Buckley v Triborough Bridge & Tunnel Auth.
Decided on January 17, 2012
Published by New York State Law Reporting Bureau pursuant to Judiciary Law § 431.
This opinion is uncorrected and subject to revision before publication in the Official Reports.
Tom, J.P., Catterson, DeGrasse, Richter, Manzanet-Daniels, JJ.
Order, Supreme Court, New York County (Michael D. Stallman, J.), entered June 15, 2011, which, to the extent appealed from as limited by the briefs, denied defendant's motion to dismiss plaintiff's cause of action based on Labor Law § 241(6), unanimously affirmed, without costs.

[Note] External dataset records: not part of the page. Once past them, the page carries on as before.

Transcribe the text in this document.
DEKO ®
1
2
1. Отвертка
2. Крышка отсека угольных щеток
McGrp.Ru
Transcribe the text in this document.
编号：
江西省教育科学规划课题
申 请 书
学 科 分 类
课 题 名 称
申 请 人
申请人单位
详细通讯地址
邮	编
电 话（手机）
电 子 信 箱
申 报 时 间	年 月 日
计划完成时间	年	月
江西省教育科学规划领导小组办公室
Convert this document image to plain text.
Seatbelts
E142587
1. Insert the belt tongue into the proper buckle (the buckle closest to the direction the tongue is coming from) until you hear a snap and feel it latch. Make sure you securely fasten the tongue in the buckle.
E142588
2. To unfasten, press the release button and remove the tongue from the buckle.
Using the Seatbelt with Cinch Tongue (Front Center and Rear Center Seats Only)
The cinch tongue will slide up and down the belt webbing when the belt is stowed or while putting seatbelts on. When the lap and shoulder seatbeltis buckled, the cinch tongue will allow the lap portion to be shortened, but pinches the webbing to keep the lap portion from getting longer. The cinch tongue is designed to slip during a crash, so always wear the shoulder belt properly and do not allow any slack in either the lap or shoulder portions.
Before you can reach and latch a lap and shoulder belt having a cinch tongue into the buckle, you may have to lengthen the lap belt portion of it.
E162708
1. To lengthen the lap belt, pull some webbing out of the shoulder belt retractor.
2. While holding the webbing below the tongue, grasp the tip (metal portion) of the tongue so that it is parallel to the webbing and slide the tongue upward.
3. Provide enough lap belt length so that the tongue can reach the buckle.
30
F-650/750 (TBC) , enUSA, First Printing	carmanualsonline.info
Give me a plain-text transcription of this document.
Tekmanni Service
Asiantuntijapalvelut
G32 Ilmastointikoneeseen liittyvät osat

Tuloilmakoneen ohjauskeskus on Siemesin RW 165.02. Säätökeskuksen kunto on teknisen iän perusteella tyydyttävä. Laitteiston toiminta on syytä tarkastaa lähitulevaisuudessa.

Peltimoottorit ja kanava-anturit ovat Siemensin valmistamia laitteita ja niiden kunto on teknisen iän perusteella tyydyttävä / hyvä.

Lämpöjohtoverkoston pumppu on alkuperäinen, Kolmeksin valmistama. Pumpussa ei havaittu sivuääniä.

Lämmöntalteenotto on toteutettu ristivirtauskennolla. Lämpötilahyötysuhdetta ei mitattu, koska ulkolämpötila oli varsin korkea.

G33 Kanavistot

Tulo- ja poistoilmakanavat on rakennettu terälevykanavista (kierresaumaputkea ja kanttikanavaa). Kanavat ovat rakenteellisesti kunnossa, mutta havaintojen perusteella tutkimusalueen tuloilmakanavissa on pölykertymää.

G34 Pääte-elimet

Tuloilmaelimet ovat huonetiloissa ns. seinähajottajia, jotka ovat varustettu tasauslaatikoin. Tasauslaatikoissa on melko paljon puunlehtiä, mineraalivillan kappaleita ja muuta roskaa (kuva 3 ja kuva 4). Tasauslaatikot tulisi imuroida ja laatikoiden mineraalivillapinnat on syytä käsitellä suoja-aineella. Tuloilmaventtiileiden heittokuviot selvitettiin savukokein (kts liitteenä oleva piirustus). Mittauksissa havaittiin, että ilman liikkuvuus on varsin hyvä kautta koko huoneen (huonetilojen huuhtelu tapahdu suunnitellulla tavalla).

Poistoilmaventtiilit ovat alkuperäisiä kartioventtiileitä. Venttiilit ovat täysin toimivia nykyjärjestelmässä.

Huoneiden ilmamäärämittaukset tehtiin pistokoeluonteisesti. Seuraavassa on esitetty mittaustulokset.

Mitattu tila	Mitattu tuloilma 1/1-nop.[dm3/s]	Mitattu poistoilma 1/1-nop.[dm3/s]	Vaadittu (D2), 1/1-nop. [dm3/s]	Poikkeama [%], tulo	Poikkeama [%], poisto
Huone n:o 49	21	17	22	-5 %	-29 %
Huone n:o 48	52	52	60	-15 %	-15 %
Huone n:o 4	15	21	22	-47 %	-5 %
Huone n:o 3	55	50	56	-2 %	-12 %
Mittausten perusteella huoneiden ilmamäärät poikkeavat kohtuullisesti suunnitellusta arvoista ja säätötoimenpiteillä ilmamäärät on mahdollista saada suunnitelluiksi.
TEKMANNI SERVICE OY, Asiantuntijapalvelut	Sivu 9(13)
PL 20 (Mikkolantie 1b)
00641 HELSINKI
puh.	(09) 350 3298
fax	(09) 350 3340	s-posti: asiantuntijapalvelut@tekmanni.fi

Plaintiff was employed as an iron worker on the Triborough Bridge. He was injured when, while retrieving an electrical cord from a basket lift, the loose end of his lanyard became caught and suddenly released. The lanyard snapped back causing the hook end to hit his eye. That portion of Industrial Code (12 NYCRR) section 23-1.8(a), which requires such protective eyewear under circumstances where an employee is engaged in any "operation which may endanger the eyes," is specific enough to support a Labor Law § 241(6) claim (Galawanji v 40 Sutton Place Condominium, 262 AD2d 55 , lv denied 94 NY2d 756 ). Whether the activity in which plaintiff was engaged presented a foreseeable risk of eye injury, requiring the furnishing of eye protection "suitable for the hazard involved," pursuant to Industrial Code § 23-1.8(a), is a question for the jury (see Fresco v 157 E. 72nd St. Condominium, 2 AD3d 326, 328 , lv dismissed 3 NY3d 630 ).
We have examined defendant's other contentions, and find them unavailing.
THIS CONSTITUTES THE DECISION AND ORDER OF THE SUPREME COURT, APPELLATE DIVISION, FIRST DEPARTMENT.